The pharmaceutical composition according to claim 6, wherein the concentration of Acecainide or its derivative, Procainamide, or a pharmaceutically acceptable salt thereof, is 0.001 μM to 2.0 μM.
The pharmaceutical composition of claim 6, wherein the pharmaceutical composition promotes differentiation of myoblasts into myocytes.
A food composition for preventing or ameliorating muscle weakness-related diseases of muscle, including acecainide or a derivative thereof, Procainamide, or a pharmaceutically acceptable salt thereof.
12. The food composition of claim 11, wherein the disease is sarcopenia, muscular dystrophy or atrophy.
The food composition of claim 11, wherein the concentration of Acecainide or its derivative, Procainamide, or a pharmaceutically acceptable salt thereof, is 0.001 μM to 2.0 μM.
The food composition of claim 11, wherein the salt is Acecainide HCl or Procainamide HCl.
Acecainaid (Acecainaid) or derivatives thereof, Procainamide (Procainamide), or a pharmaceutically acceptable salt thereof composition for strengthening muscles.

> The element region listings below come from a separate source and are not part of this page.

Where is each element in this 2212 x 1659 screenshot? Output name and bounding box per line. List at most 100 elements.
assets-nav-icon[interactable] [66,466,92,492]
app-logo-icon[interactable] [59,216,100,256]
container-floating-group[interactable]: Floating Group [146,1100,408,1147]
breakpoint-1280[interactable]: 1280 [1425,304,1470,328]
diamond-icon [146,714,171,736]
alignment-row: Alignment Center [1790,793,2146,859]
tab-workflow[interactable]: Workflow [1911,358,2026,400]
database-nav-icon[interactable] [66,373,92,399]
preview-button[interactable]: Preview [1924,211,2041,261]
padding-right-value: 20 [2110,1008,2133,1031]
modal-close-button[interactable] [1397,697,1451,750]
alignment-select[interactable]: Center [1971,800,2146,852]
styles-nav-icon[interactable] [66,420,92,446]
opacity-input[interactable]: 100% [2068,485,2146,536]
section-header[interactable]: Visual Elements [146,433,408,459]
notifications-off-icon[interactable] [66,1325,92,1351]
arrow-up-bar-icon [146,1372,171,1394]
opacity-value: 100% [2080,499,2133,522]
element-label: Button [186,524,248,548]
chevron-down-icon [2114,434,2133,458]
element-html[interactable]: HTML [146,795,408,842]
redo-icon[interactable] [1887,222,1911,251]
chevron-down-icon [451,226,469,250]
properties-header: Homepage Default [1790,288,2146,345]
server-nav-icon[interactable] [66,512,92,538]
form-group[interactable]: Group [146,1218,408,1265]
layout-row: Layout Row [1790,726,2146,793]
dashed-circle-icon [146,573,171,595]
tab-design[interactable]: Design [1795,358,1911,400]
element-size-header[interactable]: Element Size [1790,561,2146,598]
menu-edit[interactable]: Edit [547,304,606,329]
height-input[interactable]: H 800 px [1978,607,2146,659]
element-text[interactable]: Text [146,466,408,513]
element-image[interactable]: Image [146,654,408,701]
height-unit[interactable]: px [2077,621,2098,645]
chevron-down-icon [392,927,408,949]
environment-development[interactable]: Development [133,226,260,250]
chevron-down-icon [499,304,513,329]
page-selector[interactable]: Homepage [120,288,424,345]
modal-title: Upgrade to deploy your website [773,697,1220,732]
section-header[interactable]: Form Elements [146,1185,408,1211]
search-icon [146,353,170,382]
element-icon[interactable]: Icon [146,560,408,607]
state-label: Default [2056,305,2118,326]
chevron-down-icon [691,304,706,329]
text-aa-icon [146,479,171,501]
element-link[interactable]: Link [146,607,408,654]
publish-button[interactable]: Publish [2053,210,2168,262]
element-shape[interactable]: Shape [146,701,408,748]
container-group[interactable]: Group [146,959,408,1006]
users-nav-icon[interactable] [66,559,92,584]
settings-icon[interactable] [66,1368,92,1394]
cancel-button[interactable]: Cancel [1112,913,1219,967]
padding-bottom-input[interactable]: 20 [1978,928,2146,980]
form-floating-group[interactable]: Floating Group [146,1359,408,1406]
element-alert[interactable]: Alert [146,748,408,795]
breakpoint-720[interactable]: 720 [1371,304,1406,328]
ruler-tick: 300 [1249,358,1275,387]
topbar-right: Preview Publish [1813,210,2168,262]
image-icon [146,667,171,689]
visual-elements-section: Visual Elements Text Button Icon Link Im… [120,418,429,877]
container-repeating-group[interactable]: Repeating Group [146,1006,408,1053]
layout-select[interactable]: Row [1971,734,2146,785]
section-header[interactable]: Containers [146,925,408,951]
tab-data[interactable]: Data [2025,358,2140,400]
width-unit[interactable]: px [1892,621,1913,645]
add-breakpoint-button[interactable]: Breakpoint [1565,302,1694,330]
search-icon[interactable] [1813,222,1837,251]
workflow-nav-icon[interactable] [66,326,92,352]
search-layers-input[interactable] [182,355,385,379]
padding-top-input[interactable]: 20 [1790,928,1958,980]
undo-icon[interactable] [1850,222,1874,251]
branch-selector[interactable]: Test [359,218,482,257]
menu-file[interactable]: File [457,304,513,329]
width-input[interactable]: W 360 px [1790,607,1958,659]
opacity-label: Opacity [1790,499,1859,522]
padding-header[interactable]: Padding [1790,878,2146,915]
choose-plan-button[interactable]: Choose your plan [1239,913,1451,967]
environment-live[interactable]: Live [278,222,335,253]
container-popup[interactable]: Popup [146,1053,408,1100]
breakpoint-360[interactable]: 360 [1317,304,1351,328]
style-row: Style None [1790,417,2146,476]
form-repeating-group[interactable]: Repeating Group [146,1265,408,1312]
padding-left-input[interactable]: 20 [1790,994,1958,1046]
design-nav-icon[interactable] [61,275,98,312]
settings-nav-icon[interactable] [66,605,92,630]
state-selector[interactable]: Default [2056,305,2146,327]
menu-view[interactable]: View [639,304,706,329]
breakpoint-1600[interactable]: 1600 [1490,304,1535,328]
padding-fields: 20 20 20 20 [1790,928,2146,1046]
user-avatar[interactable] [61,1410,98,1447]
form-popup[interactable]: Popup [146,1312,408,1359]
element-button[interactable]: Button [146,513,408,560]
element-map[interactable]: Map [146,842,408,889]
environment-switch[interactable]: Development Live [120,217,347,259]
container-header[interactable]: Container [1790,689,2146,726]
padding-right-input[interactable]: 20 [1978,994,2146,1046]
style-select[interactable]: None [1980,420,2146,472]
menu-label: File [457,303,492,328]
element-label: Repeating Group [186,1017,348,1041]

Acecainaid (Acecainaid) or a derivative thereof, Procainamide (Procainamide), or a composition for strengthening muscles comprising a food acceptable salt thereof.
A method of treating muscle weakness-related diseases comprising administering acecainamide or a derivative thereof, Procainamide, or a pharmaceutically acceptable salt thereof, to a subject in need thereof.